Collins propõe que o dia 1º de abril, Fools’ Day (no Brasil traduzido como dia da mentira), seja celebrado como o dia sagrado do Bobo, um feriado universal sem trabalho, dedicado à generosidade, à imaginação e à alegria.

Na mitologia, o Bobo aparece como um símbolo tanto de começos quanto de finais, um guardião da fronteira entre o conhecido e o desconhecido. Ele vive no limiar porque sua visão é de unidade. Ele percebe a interconexão das coisas, os fios que formam juntos a teia da vida. Onde outros veem divisão e conflito, o Bobo vê harmonia e cooperação. Seu coração está sintonizado com os ritmos da natureza, seu espírito em comunhão com o Cosmos. Por meio do olhar do Bobo, somos lembrados de que não somos seres isolados, mas partes de um todo.

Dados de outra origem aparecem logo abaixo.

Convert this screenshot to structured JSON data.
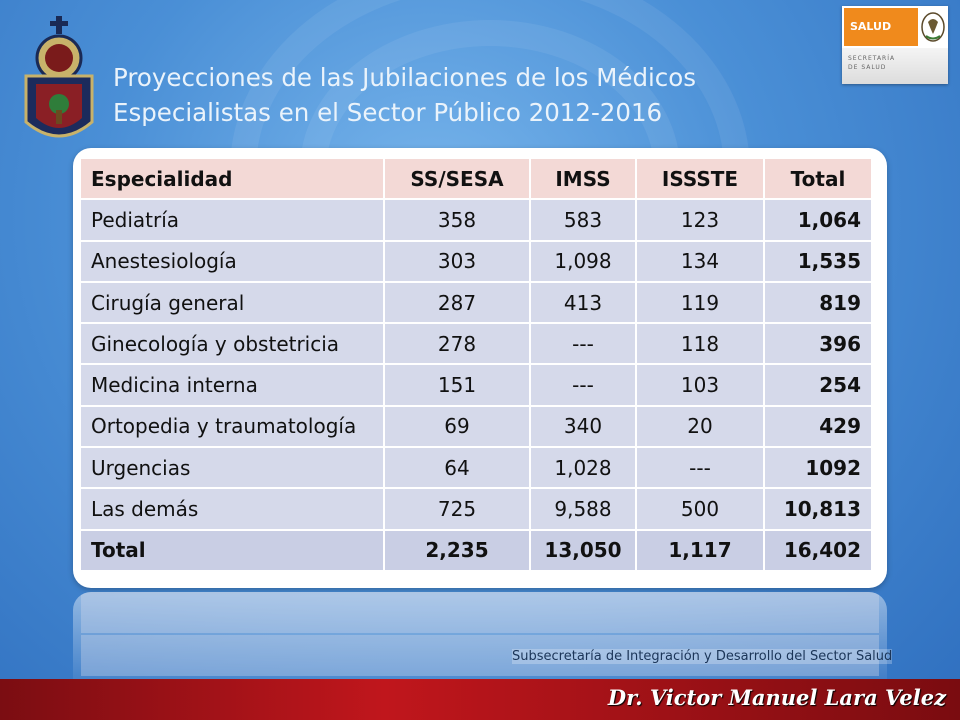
{
  "slide": {
    "title_line1": "Proyecciones de las Jubilaciones de los Médicos",
    "title_line2": "Especialistas en el Sector Público 2012-2016",
    "subsecretaria": "Subsecretaría de Integración y Desarrollo del Sector Salud",
    "footer_name": "Dr. Victor Manuel Lara Velez"
  },
  "salud_logo": {
    "brand": "SALUD",
    "sub_line1": "SECRETARÍA",
    "sub_line2": "DE SALUD",
    "colors": {
      "orange": "#f08a1c"
    }
  },
  "emblem": {
    "icon": "universidad-de-guadalajara-seal-icon"
  },
  "table": {
    "headers": [
      "Especialidad",
      "SS/SESA",
      "IMSS",
      "ISSSTE",
      "Total"
    ],
    "rows": [
      [
        "Pediatría",
        "358",
        "583",
        "123",
        "1,064"
      ],
      [
        "Anestesiología",
        "303",
        "1,098",
        "134",
        "1,535"
      ],
      [
        "Cirugía general",
        "287",
        "413",
        "119",
        "819"
      ],
      [
        "Ginecología y obstetricia",
        "278",
        "---",
        "118",
        "396"
      ],
      [
        "Medicina interna",
        "151",
        "---",
        "103",
        "254"
      ],
      [
        "Ortopedia y traumatología",
        "69",
        "340",
        "20",
        "429"
      ],
      [
        "Urgencias",
        "64",
        "1,028",
        "---",
        "1092"
      ],
      [
        "Las demás",
        "725",
        "9,588",
        "500",
        "10,813"
      ],
      [
        "Total",
        "2,235",
        "13,050",
        "1,117",
        "16,402"
      ]
    ]
  },
  "colors": {
    "header_bg": "#f3d9d6",
    "row_bg": "#d5d9ea",
    "footer_red": "#c0161c"
  }
}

Na arte, a presença do Bobo é um sopro de ar fresco, uma lembrança do poder da imaginação e da importância de brincar. Ele perturba a visão concreta com suas criações convidando a ver o mundo através da lente do encanto. A arte do Bobo, muito além de maestria ou perfeição, é se permitir errar, sobre expressão e autenticidade. Ele ensina que a criatividade brota do caos cheio de possibilidades, sem os limites de regras e convenções.

No entanto, em nosso mundo concreto e poluído, o Bobo é muitas vezes marginalizado, sua sabedoria descartada como tolice. Numa cultura que valoriza o intelecto acima da intuição e tem o sucesso material como métrica de realização, a visão do Bobo é um ato radical de rebeldia. Ele nos desafia a reconsiderar nossas prioridades, a questionar as narrativas que nos foram contadas e a nos reconectar com verdades que existem em todos nós.

O Bobo nos faz redescobrir a criança dentro de nós, deixando de lado nossos medos e dúvidas, abrindo o coração para a magia do agora e confiar no desenrolar das coisas. O Bobo nos ensina a viver a vida, a rir diante da adversidade e a encontrar beleza nos lugares e momentos mais inesperados. 

Quando a humanidade, esgotada e faminta de sentido, reconhecer sua pobreza espiritual, estará pronta para receber novamente o espírito da imaginação. Então, das ruínas da mecanização, renascerá uma nova consciência poética da vida, onde o Bobo será reconhecido como expressão de uma essência divina.